Images and Containers

Docker has two main concepts that we need to understand: Images and Containers. Images define the environment you application needs in order to run. For node apps, this probably includes things like your source code, node_modules directory, and package.json and package-lock.json files. For static apps, it may just include static HTML. For ruby apps, it may be your source plus your bundle file. It all depends on your app.

Images are built from your source and pushed into repository, much like an NPM package or a Ruby gem. Once an image is built and published to a repository, anyone else on your team can pull that image down and use it to to create a container, which is effectively just an instance of our image.

The important takeaway is that Images define the application environment while Containers actually run that environment.

Building a Docker Image

All Docker images are build from a Dockerfile. A Dockerfile is a file that just has a set of commands telling Docker how to “wrap” the application environment into a reusable Image that can be used to create containers. The contents of a Dockerfile looks more or less just like a series of bash commands. These commands are executed when we run $ docker build and the output of those commands makes up our image.
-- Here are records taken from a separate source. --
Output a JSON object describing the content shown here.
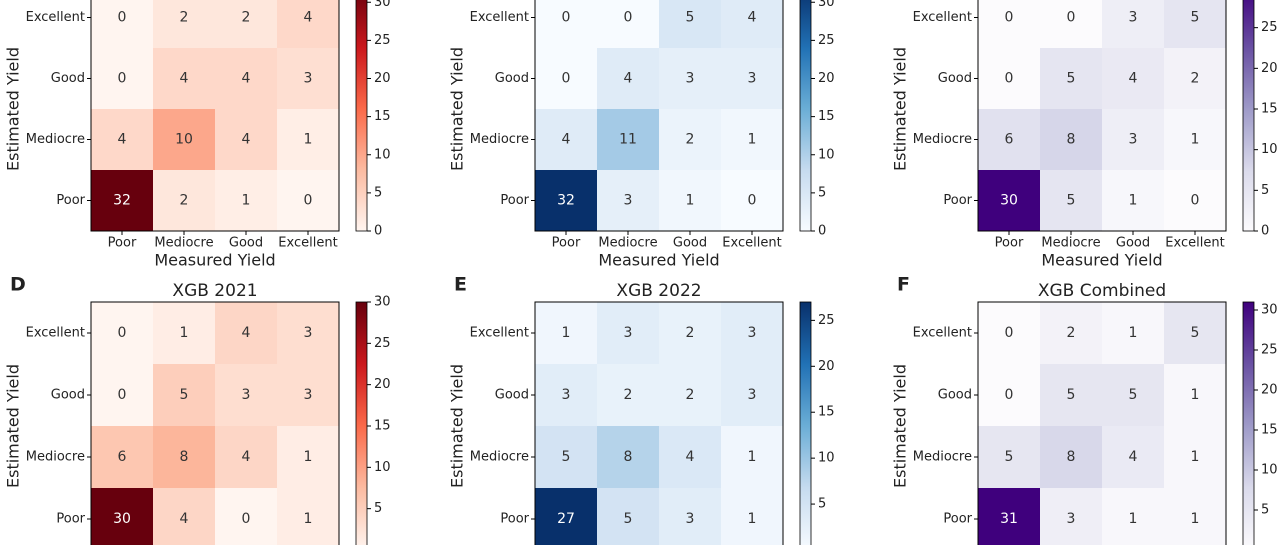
{
  "chart_data": [
    {
      "type": "heatmap",
      "rows": [
        "Excellent",
        "Good",
        "Mediocre",
        "Poor"
      ],
      "columns": [
        "Poor",
        "Mediocre",
        "Good",
        "Excellent"
      ],
      "y_label": "Estimated Yield",
      "x_label": "Measured Yield",
      "values": [
        [
          0,
          2,
          2,
          4
        ],
        [
          0,
          4,
          4,
          3
        ],
        [
          4,
          10,
          4,
          1
        ],
        [
          32,
          2,
          1,
          0
        ]
      ],
      "zlim": [
        0,
        32
      ],
      "zticks": [
        0,
        5,
        10,
        15,
        20,
        25,
        30
      ],
      "colormap": [
        "#fff5f0",
        "#fcbba1",
        "#fb6a4a",
        "#cb181d",
        "#67000d"
      ]
    },
    {
      "type": "heatmap",
      "rows": [
        "Excellent",
        "Good",
        "Mediocre",
        "Poor"
      ],
      "columns": [
        "Poor",
        "Mediocre",
        "Good",
        "Excellent"
      ],
      "y_label": "Estimated Yield",
      "x_label": "Measured Yield",
      "values": [
        [
          0,
          0,
          5,
          4
        ],
        [
          0,
          4,
          3,
          3
        ],
        [
          4,
          11,
          2,
          1
        ],
        [
          32,
          3,
          1,
          0
        ]
      ],
      "zlim": [
        0,
        32
      ],
      "zticks": [
        0,
        5,
        10,
        15,
        20,
        25,
        30
      ],
      "colormap": [
        "#f7fbff",
        "#c6dbef",
        "#6baed6",
        "#2171b5",
        "#08306b"
      ]
    },
    {
      "type": "heatmap",
      "rows": [
        "Excellent",
        "Good",
        "Mediocre",
        "Poor"
      ],
      "columns": [
        "Poor",
        "Mediocre",
        "Good",
        "Excellent"
      ],
      "y_label": "Estimated Yield",
      "x_label": "Measured Yield",
      "values": [
        [
          0,
          0,
          3,
          5
        ],
        [
          0,
          5,
          4,
          2
        ],
        [
          6,
          8,
          3,
          1
        ],
        [
          30,
          5,
          1,
          0
        ]
      ],
      "zlim": [
        0,
        30
      ],
      "zticks": [
        0,
        5,
        10,
        15,
        20,
        25
      ],
      "colormap": [
        "#fcfbfd",
        "#dadaeb",
        "#9e9ac8",
        "#6a51a3",
        "#3f007d"
      ]
    },
    {
      "type": "heatmap",
      "label": "D",
      "title": "XGB 2021",
      "rows": [
        "Excellent",
        "Good",
        "Mediocre",
        "Poor"
      ],
      "y_label": "Estimated Yield",
      "values": [
        [
          0,
          1,
          4,
          3
        ],
        [
          0,
          5,
          3,
          3
        ],
        [
          6,
          8,
          4,
          1
        ],
        [
          30,
          4,
          0,
          1
        ]
      ],
      "zlim": [
        0,
        30
      ],
      "zticks": [
        5,
        10,
        15,
        20,
        25,
        30
      ],
      "colormap": [
        "#fff5f0",
        "#fcbba1",
        "#fb6a4a",
        "#cb181d",
        "#67000d"
      ]
    },
    {
      "type": "heatmap",
      "label": "E",
      "title": "XGB 2022",
      "rows": [
        "Excellent",
        "Good",
        "Mediocre",
        "Poor"
      ],
      "y_label": "Estimated Yield",
      "values": [
        [
          1,
          3,
          2,
          3
        ],
        [
          3,
          2,
          2,
          3
        ],
        [
          5,
          8,
          4,
          1
        ],
        [
          27,
          5,
          3,
          1
        ]
      ],
      "zlim": [
        0,
        27
      ],
      "zticks": [
        5,
        10,
        15,
        20,
        25
      ],
      "colormap": [
        "#f7fbff",
        "#c6dbef",
        "#6baed6",
        "#2171b5",
        "#08306b"
      ]
    },
    {
      "type": "heatmap",
      "label": "F",
      "title": "XGB Combined",
      "rows": [
        "Excellent",
        "Good",
        "Mediocre",
        "Poor"
      ],
      "y_label": "Estimated Yield",
      "values": [
        [
          0,
          2,
          1,
          5
        ],
        [
          0,
          5,
          5,
          1
        ],
        [
          5,
          8,
          4,
          1
        ],
        [
          31,
          3,
          1,
          1
        ]
      ],
      "zlim": [
        0,
        31
      ],
      "zticks": [
        5,
        10,
        15,
        20,
        25,
        30
      ],
      "colormap": [
        "#fcfbfd",
        "#dadaeb",
        "#9e9ac8",
        "#6a51a3",
        "#3f007d"
      ]
    }
  ]
}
Your application’s Dockerfile should live in your app’s repo alongside the source code. It doesn’t make a ton of sense for your Dockerfile to live outside of your application’s repo since your Dockerfile will be responsible for creating an image that will be used to eventually run the application. Ultimately, the application developer is responsible for writing their own Dockerfile to create their image.

Your first Dockerfile

Let’s create a simple Dockerfile that only contains Nginx. Create a Dockerfile and add the following:

FROM nginx

The FROM command is almost always the first command in every Dockerfile. It tells Docker that we are basing our image from an already existing image. In this case, we are pulling down the nginx image and using it as the basis for our image.

To build this image, run the following command. (Make sure that you are in the same directory as our new Dockerfile.)

$ docker build .

That’s all we need to create our first image! If you run $ docker images in your teminal, you should see something like this:

docker images command output

Having our first image is great, but it’s only the first step. Now, we need to use that image to create and run a container. Run $ docker images again. Take note of the IMAGE ID (c431399b6d03 in the image above, we’ll call it <<HASHED_ID>>). Copy that ID from your terminal and then run the following command:

$ docker run -p 8000:80 <<HASHED_ID>>

This command tells docker to create and run a container from our image with the ID <<HASHED_ID>>. Now, open your browser and navigate to http://localhost:8000. You should see the standard nginx splash screen:

nginx splash screen

Viola! We are now running an Nginx container from an image we created!

Tagging your Docker image

You may be wondering about the <<HASHED_ID>> part from the step above. When we run docker build, Docker automatically assigns our image a generated ID so it can be referenced laster. While we can continue to use that ID, it isn’t the best developer experience and it’s not that easy to remember! When we build our image, we can create a Docker image with a human-readable tag. Docker will still create our image with it’s generated ID, but it will also tag that ID with whatever name we provide it. Let’s rebuild our image and give it the tag my-first-docker-image:

$ docker build -t my-first-docker-image .

If you run $ docker images again, you will see that the Repository field is now populated with my-first-docker-image:

docker images command output with tagged image

Our run command from above can now be changed to:

$ docker run -p 8000:80 my-first-docker-image

Much better!

In Summary

Creating Images and running them in Containers is only scratching the surface for what Docker can do. Docker does have a bit of a learning curve, but once you get the hang of it, you won’t be able to work without it!